La population de caribous de la rivière aux Feuilles peut tout de même « supporter une chasse de subsistance », croit le biologiste.

Le chef de Matimekush-Lac John, Réal McKenzie, avait indiqué en février, dans une entrevue à l’émission matinale de Radio-Canada sur la Côte-Nord, que chaque logement de la communauté avait eu droit à un caribou.

« On regarde toujours la loi de la conservation », avait-il dit, affirmant que la chasse se faisait en toute légalité.

Pas pour les Innus, dit Québec

Québec estime que seules les communautés autochtones signataires de la Convention de la Baie-James et du Nord québécois ainsi que de la Convention du Nord-Est québécois sont autorisées à chasser le caribou migrateur, qui vit essentiellement sur le territoire de la Baie-James et du Nunavik, ce qui exclut donc les Innus.

« En vertu de ces traités, seuls les autochtones cris, inuits et naskapis peuvent chasser le caribou à tout moment de l’année dans le territoire couvert par ces traités, et ce, sans permis », explique Sylvain Carrier, du MFFP.

L’expédition de chasse de la communauté de Matimekush-Lac John fait donc aussi l’objet d’une enquête de la Protection de la faune du Québec, mais le MFFP s’est fait avare de commentaires, affirmant laconiquement que « les détails à cet égard sont également des éléments d’enquête ».

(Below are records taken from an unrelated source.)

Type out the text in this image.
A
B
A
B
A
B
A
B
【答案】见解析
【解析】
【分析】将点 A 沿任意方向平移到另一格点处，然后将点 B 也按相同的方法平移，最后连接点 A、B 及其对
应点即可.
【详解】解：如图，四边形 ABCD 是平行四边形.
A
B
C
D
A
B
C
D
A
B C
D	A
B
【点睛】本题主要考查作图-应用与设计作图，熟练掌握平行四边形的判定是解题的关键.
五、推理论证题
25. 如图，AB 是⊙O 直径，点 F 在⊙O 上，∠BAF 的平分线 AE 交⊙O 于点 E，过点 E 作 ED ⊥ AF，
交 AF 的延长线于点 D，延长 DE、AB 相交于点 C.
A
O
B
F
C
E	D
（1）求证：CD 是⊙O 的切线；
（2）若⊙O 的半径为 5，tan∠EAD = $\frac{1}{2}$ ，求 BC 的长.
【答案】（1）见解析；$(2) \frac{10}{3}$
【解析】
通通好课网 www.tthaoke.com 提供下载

En plus de ces deux enquêtes, « la Protection de la faune du Québec confirme que d’autres enquêtes sont en cours à l’échelle de la province » au sujet d’expéditions de chasse au caribou, a déclaré le porte-parole du MFFP.

De telles enquêtes, plutôt rares par le passé, sont « de plus en plus » fréquentes, observe Steeve Côté, qui note un « intérêt » grandissant des autorités pour des enquêtes « puissantes ».

Stratégie autochtone pour le caribou

Dans un communiqué publié en décembre dernier, la Table ronde autochtone du caribou de la péninsule d’Ungava (TRACPU), dont font partie les communautés innues, disait « [réaffirmer] son engagement conjoint en faveur de la conservation et de la protection du caribou ». La TRACPU a élaboré en 2017 une « stratégie » de gestion du caribou comprenant cinq plans d’action, dont une entente de partage autochtone et un plan de gestion de l’habitat et de l’impact environnemental.

Cruauté animale ?

La Sûreté du Québec enquête pour sa part sur la mise à mort d’un caribou, l’hiver dernier sur la Côte-Nord, dont les images ont circulé sur le réseau social Facebook. On y voit un homme s’exprimant en innu s’approcher à motoneige d’un caribou blessé, visiblement par un projectile d’arme à feu, puis le frapper à la tête avec une hache pour l’achever. La scène n’a pourtant rien d’anormal, estime le biologiste Steeve Côté. « Mon grand-père tuait ses vaches avec une hache, dit-il. En abattoir, maintenant, c’est presque le même principe, c’est mécanisé, mais c’est très proche de ça. » Un animal frappé au front, une région où le crâne est plus « vulnérable », perd rapidement conscience, explique-t-il, ajoutant qu’utiliser un projectile d’arme à feu rendrait une autre partie de la bête difficile à utiliser. « La SQ enquête sur ce cas de cruauté animale », a indiqué le ministère québécois des Forêts, de la Faune et des Parcs, qui a refusé d’indiquer plus en détail où et quand la scène avait été filmée. « L’enquête est toujours en cours », a déclaré le 29 avril le sergent Hugues Beaulieu, porte-parole de la Sûreté du Québec.